I have tried to become a more savvy shopper when it comes to my weekly grocery store adventure. I used to check out recipes, find something that sounded good and make my shopping list based on my taste buds.
There's nothing wrong with that approach per say... but the Mr. and I love to watch our budget whenever and wherever we can. So I have become a huge fan of the store circular! You know, that fabulous ad that arrives in the mailbox mid-week? It showcases all the latest deals and specials happening at a store near you.

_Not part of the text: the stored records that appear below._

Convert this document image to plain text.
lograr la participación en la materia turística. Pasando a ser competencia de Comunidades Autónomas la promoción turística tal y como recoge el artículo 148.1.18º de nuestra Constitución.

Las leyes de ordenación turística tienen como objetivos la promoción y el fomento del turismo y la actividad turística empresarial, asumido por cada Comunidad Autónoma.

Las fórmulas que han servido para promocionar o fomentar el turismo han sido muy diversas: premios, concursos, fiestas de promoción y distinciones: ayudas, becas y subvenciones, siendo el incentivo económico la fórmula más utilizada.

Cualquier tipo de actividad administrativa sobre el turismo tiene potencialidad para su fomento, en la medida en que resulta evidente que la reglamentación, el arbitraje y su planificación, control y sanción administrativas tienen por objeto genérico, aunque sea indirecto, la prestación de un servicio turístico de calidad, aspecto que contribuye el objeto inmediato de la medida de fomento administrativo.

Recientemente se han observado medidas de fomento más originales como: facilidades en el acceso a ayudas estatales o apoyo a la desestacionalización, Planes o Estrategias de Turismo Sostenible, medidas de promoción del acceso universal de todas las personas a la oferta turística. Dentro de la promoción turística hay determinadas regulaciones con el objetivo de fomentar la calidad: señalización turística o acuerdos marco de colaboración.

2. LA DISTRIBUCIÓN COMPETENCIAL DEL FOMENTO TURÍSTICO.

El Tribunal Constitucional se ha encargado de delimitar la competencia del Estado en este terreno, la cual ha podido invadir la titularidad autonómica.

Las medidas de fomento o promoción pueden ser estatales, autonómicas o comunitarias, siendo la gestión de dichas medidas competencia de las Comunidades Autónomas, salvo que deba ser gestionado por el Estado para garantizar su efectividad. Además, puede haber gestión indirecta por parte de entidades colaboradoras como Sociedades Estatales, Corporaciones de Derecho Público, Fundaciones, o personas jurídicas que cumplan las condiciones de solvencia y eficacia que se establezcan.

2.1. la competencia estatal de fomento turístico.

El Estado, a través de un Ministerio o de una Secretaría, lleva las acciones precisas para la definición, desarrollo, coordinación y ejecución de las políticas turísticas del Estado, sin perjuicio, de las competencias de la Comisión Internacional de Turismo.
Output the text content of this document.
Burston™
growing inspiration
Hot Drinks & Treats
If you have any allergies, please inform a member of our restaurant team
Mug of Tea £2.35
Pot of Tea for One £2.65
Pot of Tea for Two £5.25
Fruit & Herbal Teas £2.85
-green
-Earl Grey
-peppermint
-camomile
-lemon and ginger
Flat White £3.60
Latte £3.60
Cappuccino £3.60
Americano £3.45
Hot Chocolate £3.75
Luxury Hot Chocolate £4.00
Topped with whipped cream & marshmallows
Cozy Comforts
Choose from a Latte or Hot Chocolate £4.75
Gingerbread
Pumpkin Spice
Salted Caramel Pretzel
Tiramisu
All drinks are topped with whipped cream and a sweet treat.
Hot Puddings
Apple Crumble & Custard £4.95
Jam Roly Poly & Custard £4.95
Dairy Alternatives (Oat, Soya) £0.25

Now, I check out what's on sale, then search my saved recipes to find a good match!
The Mr. bought me Cooking Light's Best recipes for 2010 and I have had several recipes marked for the past month. Spice Rubbed Pork Tenderloin sounded fab once I discovered pork loin was the special of the week at Kroger.

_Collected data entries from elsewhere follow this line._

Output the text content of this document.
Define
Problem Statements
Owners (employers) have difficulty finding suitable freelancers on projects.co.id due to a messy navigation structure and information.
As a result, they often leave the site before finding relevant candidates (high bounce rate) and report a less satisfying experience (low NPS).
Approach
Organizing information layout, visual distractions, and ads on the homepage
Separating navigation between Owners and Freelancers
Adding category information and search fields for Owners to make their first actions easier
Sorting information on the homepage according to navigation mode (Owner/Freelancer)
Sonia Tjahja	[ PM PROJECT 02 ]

This recipe is packed full of flavor, but the cumin definitely dominates, so if you are not big on that spice this may not be the dish for you. Of course, you can always sub in another flavor.
I omitted the sugar (per the Mr.'s request) and instead added a little extra cinnamon. We also quadrupled the recipe and had to cook our loin considerably longer (about 70 minutes total) since I bought an almost 4 pounder. Whoops! More for leftovers...


Spice Rubbed Pork Loin (adapted from Cooking Light best of 2010):
- 1 tsp. sugar (I omited)
- 1 tsp. garlic powder
- 3/4 tsp. salt
- 1/2 tsp. allspice
- 1/2 tsp. ground cumin
- 1/4 tsp. dried thyme
- 1/4 tsp. ground nutmeg
- 1/4 tsp. cinnamon
- 1/8 tsp. ground red pepper
- 1 (1 lb.) pork tenderloin, trimmed (I used a 3.6 lb. pork loin)
- 2 tsp. EVOO

-Preheat oven to 350 degrees.
-Combine first 9 ingredients.Rub mixture over both sides of pork and let stand 20 minutes.
- Heat EVOO in large skillet over medium-high heat and brown pork, about 4 minutes on each side.
-Bake at 350 degrees for 15 minutes, turning pork over after 7 minutes, until thermometer reads 155 degrees.
-Let stand for 10 minutes before slicing.